Induction of apoptosis or cell cycle arrest by two human wildtype variants of the p53 protein

• Main Author: Azoulay, Eric.
• Other Authors: Matlashewski, Greg (advisor)
• Format: Others
• Language: en
• Published: McGill University 1999
• Subjects: p53 antioncogene.; DNA-binding proteins.; Apoptosis.; Cell cycle.

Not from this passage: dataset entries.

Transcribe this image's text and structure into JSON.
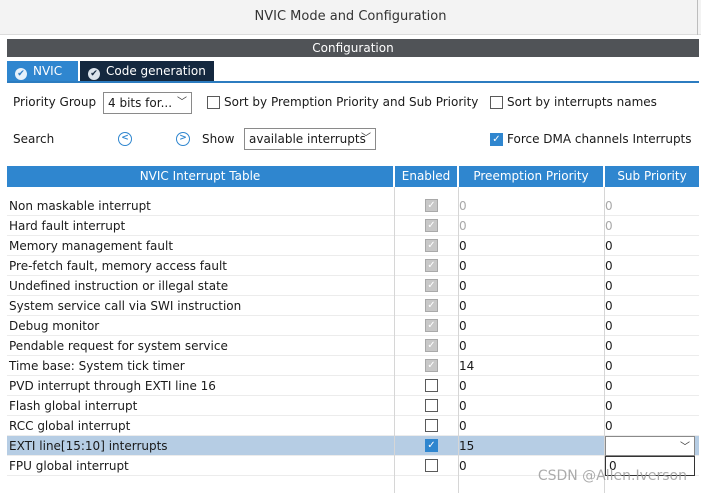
{
  "window": {
    "title": "NVIC Mode and Configuration"
  },
  "config": {
    "header": "Configuration"
  },
  "tabs": [
    {
      "label": "NVIC"
    },
    {
      "label": "Code generation"
    }
  ],
  "toolbar": {
    "priority_group_label": "Priority Group",
    "priority_group_value": "4 bits for...",
    "sort_premption_label": "Sort by Premption Priority and Sub Priority",
    "sort_names_label": "Sort by interrupts names",
    "search_label": "Search",
    "prev_icon": "chevron-left-circle-icon",
    "next_icon": "chevron-right-circle-icon",
    "show_label": "Show",
    "show_value": "available interrupts",
    "force_dma_label": "Force DMA channels Interrupts",
    "force_dma_checked": true
  },
  "table": {
    "headers": [
      "NVIC Interrupt Table",
      "Enabled",
      "Preemption Priority",
      "Sub Priority"
    ],
    "rows": [
      {
        "name": "Non maskable interrupt",
        "enabled": true,
        "locked": true,
        "preemption": "0",
        "sub": "0",
        "grayed": true
      },
      {
        "name": "Hard fault interrupt",
        "enabled": true,
        "locked": true,
        "preemption": "0",
        "sub": "0",
        "grayed": true
      },
      {
        "name": "Memory management fault",
        "enabled": true,
        "locked": true,
        "preemption": "0",
        "sub": "0"
      },
      {
        "name": "Pre-fetch fault, memory access fault",
        "enabled": true,
        "locked": true,
        "preemption": "0",
        "sub": "0"
      },
      {
        "name": "Undefined instruction or illegal state",
        "enabled": true,
        "locked": true,
        "preemption": "0",
        "sub": "0"
      },
      {
        "name": "System service call via SWI instruction",
        "enabled": true,
        "locked": true,
        "preemption": "0",
        "sub": "0"
      },
      {
        "name": "Debug monitor",
        "enabled": true,
        "locked": true,
        "preemption": "0",
        "sub": "0"
      },
      {
        "name": "Pendable request for system service",
        "enabled": true,
        "locked": true,
        "preemption": "0",
        "sub": "0"
      },
      {
        "name": "Time base: System tick timer",
        "enabled": true,
        "locked": true,
        "preemption": "14",
        "sub": "0"
      },
      {
        "name": "PVD interrupt through EXTI line 16",
        "enabled": false,
        "preemption": "0",
        "sub": "0"
      },
      {
        "name": "Flash global interrupt",
        "enabled": false,
        "preemption": "0",
        "sub": "0"
      },
      {
        "name": "RCC global interrupt",
        "enabled": false,
        "preemption": "0",
        "sub": "0"
      },
      {
        "name": "EXTI line[15:10] interrupts",
        "enabled": true,
        "preemption": "15",
        "sub": "",
        "selected": true
      },
      {
        "name": "FPU global interrupt",
        "enabled": false,
        "preemption": "0",
        "sub": "0",
        "editing": true
      }
    ]
  },
  "watermark": "CSDN @Allen.Iverson"
}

• Online Access: http://digitool.Library.McGill.CA:80/R/?func=dbin-jump-full&object_id=30337

The human wildtype p53 tumor suppressor gene is found in two different forms, p53 Arginine and p53 Proline. This difference results in a substitution of a proline for an arginine at codon 72 producing the polymorphism. Knowing that apoptosis and cell cycle arrest are the two main functions of p53, the objective of this project was to determine the difference in the capacity of these allelic variants of p53 to induce apoptosis and/or cell cycle arrest in two different experimental model systems. The first experimental system was composed of non-transformed 10(1) cells and the second one was transformed Saos-2 cells. In the first experimental system, the two wildtype forms of p53 induced cell cycle arrest at the same level and did not induce apoptosis. On the other hand, in transformed cells, both p53Arg and p53Pro induced apoptosis at similar levels. No cell cycle arrest activity has been detected in Saos-2 cells. In conclusion, this study suggests that the induction of cell cycle arrest or apoptosis depends more on the cell type than on the type of the p53 protein. Also, the intensity of cell cycle arrest or apoptosis is independent of which allelic variant of p53 is present under the experimental conditions used in this study.